Europe's Hidden Edge in Humanoid Robots: Why the Continent Isn't Losing the AI Race

Europe has largely been sidelined in the artificial intelligence boom, but when it comes to humanoid robots, the continent is still very much in the game. While China dominates electric vehicles and the United States leads in large language models, European companies are making serious moves in the bipedal robot space with major funding rounds, industrial partnerships, and real-world deployments at major manufacturers .

Which European Companies Are Leading the Humanoid Robot Push?

Sweden's Hexagon has built a humanoid robot currently being tested at industrial clients including BMW, one of the world's largest automakers. Germany's Neura Robotics just raised approximately 1 billion euros (about $1.2 billion) from investors including Amazon and Qualcomm, valuing the startup at roughly 4 billion euros. Beyond these headline names, traditional automotive suppliers like Schaeffler and Robert Bosch are also positioning themselves to capture a share of the emerging humanoid robot market .

The European push comes as the broader market for AI-powered robots and autonomous machines is projected to balloon into a trillion-dollar opportunity by 2035, according to analysts at Barclays. This massive potential is drawing capital and talent to the region, even as Europe plays catch-up in other areas of artificial intelligence .

What Breakthroughs Are Making Humanoid Robots More Practical?

Recent advances in robot learning are making humanoid machines significantly more capable and commercially viable. One major breakthrough involves teaching robots complex physical tasks through reinforcement learning, a machine learning technique where robots learn by trial and error in simulated environments before being deployed on real hardware. These improvements are not just incremental; they represent fundamental leaps in what robots can accomplish .

Companies are achieving remarkable results. One organization reported that their latest general-purpose AI model for robots, called GEN-1, improved average success rates to 99% on simple physical tasks, compared to 64% for previous models. The same system completes tasks roughly three times faster than previous state-of-the-art approaches and requires only one hour of robot data for each task to achieve these results. These efficiency gains are critical because they unlock commercial viability across a broad range of applications .

Another significant development involves whole-body teleoperation, where humans remotely control humanoid robots with precise movements. Unitree, a robotics company, has open-sourced a high-quality dataset of real-world humanoid robot teleoperation data, making it publicly available since March 2026. The dataset covers diverse scenarios, complex tasks, and various manipulation challenges, and it continues to receive regular updates. This kind of shared data infrastructure accelerates progress across the entire industry .

How Are Companies Preparing Humanoid Robots for Factory Work?

  • Real-World Testing: European companies like Hexagon are already testing humanoid robots at major automotive manufacturers, moving beyond laboratory demonstrations to actual factory environments where robots must handle unpredictable conditions.
  • Learning from Human Demonstrations: Robots are being trained using motion capture data, animation, and teleoperation methods that allow them to learn new skills overnight, dramatically accelerating the development cycle compared to traditional programming approaches.
  • Dexterous Manipulation: Advanced hydraulic hands are being developed that can autonomously manipulate objects with precision, continuously reorienting items to match specified goals, a capability essential for complex manufacturing tasks.

The practical implications are significant. When Humanoid, SAP, and Martur Fompak teamed up to test humanoid robots in automotive manufacturing logistics, they explored how robots could streamline operations and improve efficiency in smart factories. These proof-of-concept projects are generating real data about what works and what doesn't in industrial settings .

Beyond manufacturing, humanoid robots are being deployed in increasingly diverse applications. One company used collaborative robots, or cobots, to automate the final precision trimming of swim goggles' silicone gaskets based on individual face scans. This automation allowed the company to scale from a Kickstarter sensation to selling over 400,000 goggles worldwide, demonstrating how robots can enable mass customization at scale .

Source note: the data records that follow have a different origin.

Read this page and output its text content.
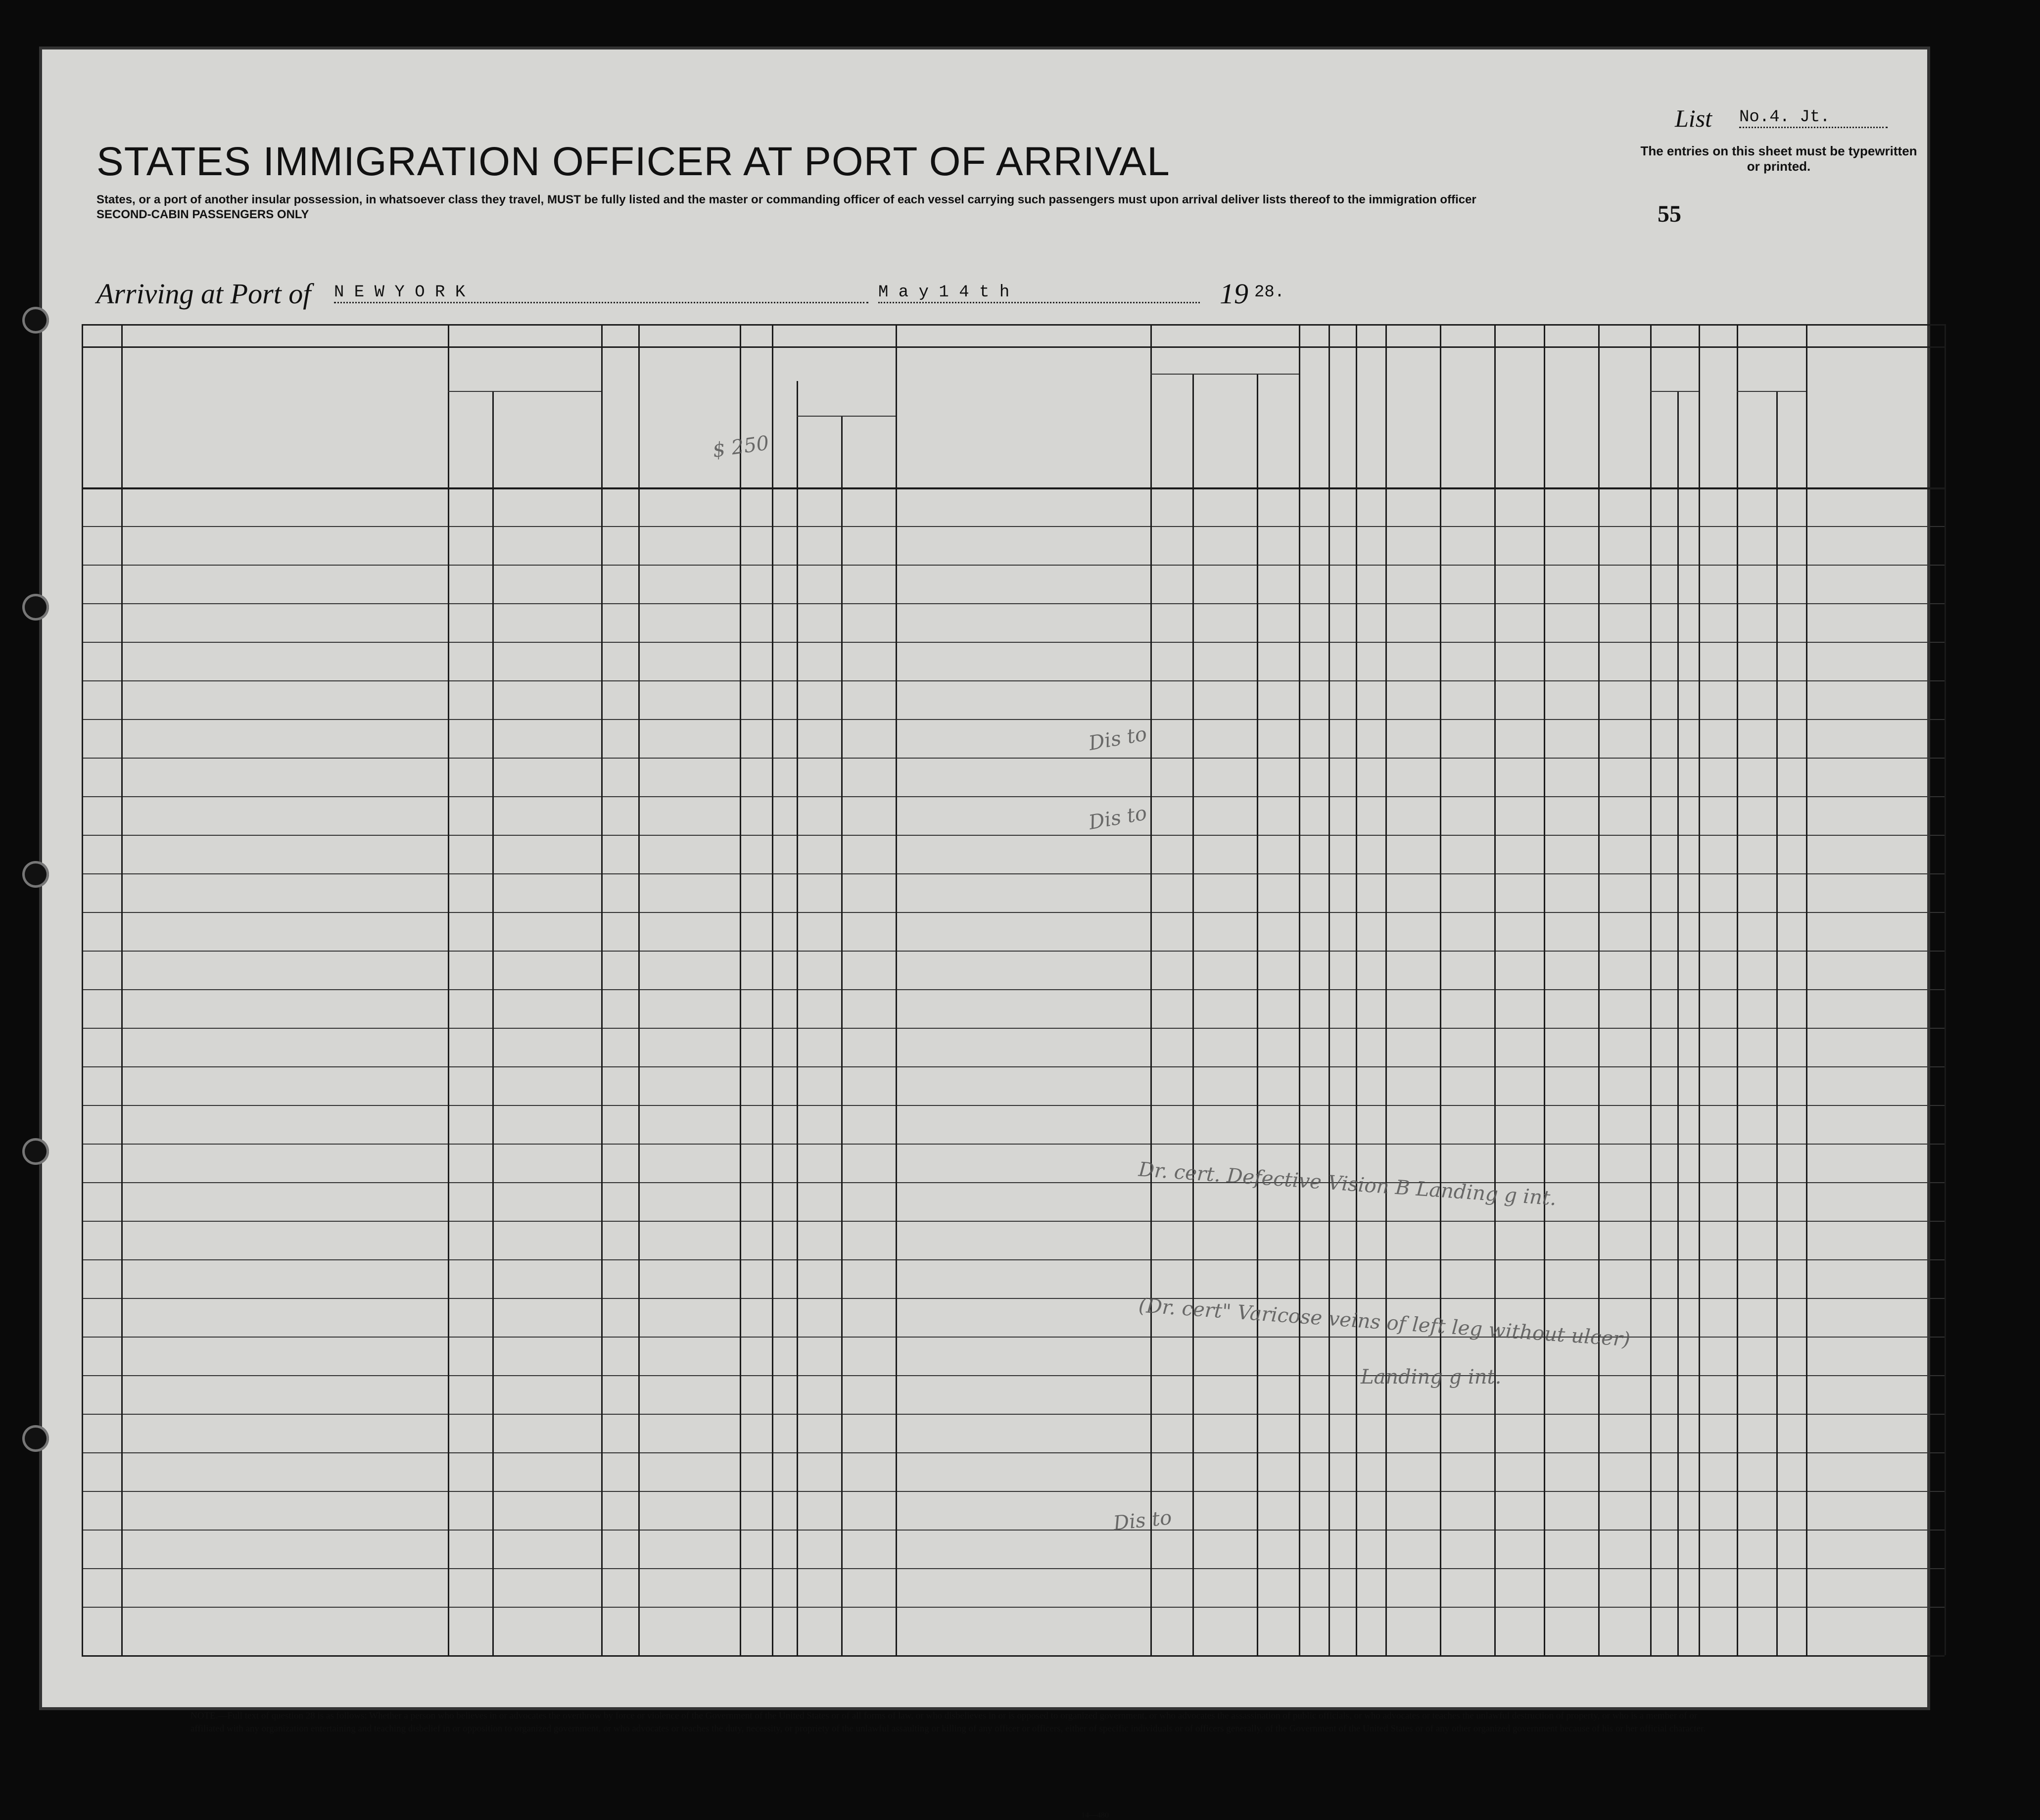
STATES IMMIGRATION OFFICER AT PORT OF ARRIVAL
States, or a port of another insular possession, in whatsoever class they travel, MUST be fully listed and the master or commanding officer of each vessel carrying such passengers must upon arrival deliver lists thereof to the immigration officer
SECOND-CABIN PASSENGERS ONLY
List No.4. Jt.
The entries on this sheet must be typewritten or printed.
55
Arriving at Port of N E W Y O R K	M a y 1 4 t h	19 28.
NOTE.—Full text of question 28 is as follows: Whether a person who believes in or advocates the overthrow by force or violence of the Government of the United States or of all forms of law, or who disbelieves in or is opposed to organized government, or who advocates the assassination of public officials, or who advocates or teaches the unlawful destruction of property, or who is a member of or affiliated with any organization entertaining and teaching disbelief in or opposition to organized government, or who advocates or teaches the duty, necessity, or propriety of the unlawful assaulting or killing of any officer or officers, either of specific individuals or of officers generally, of the Government of the United States or of any other organized government because of his or her official character.
14—480
$ 250
Dis to
Dis to
Dr. cert. Defective Vision B Landing g int.
(Dr. cert" Varicose veins of left leg without ulcer)
Landing g int.
Dis to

Why Does Europe's Position Matter for the Global Tech Competition?

Europe's strength in humanoid robotics represents a potential counterweight to its struggles in other areas of artificial intelligence and technology. The continent has been late to the AI boom and trails China significantly in electric vehicle manufacturing. However, the humanoid robot market is still nascent, meaning there is genuine opportunity for European companies to establish leadership before the market consolidates around a few dominant players .

The involvement of major technology companies and automotive suppliers suggests that Europe views humanoid robots as strategically important. Amazon's investment in Neura Robotics signals that even American tech giants see value in European robotics expertise. This kind of cross-border investment and partnership could help European companies scale faster and compete more effectively against Chinese and American competitors .

The humanoid robot race is still in its early innings. Unlike the large language model space, where OpenAI and other American companies established early dominance, or the electric vehicle market, where Chinese manufacturers have captured enormous market share, the humanoid robot industry remains genuinely competitive. Europe's existing manufacturing expertise, engineering talent, and industrial relationships position the continent to play a meaningful role in shaping how humanoid robots evolve and are deployed across the global economy.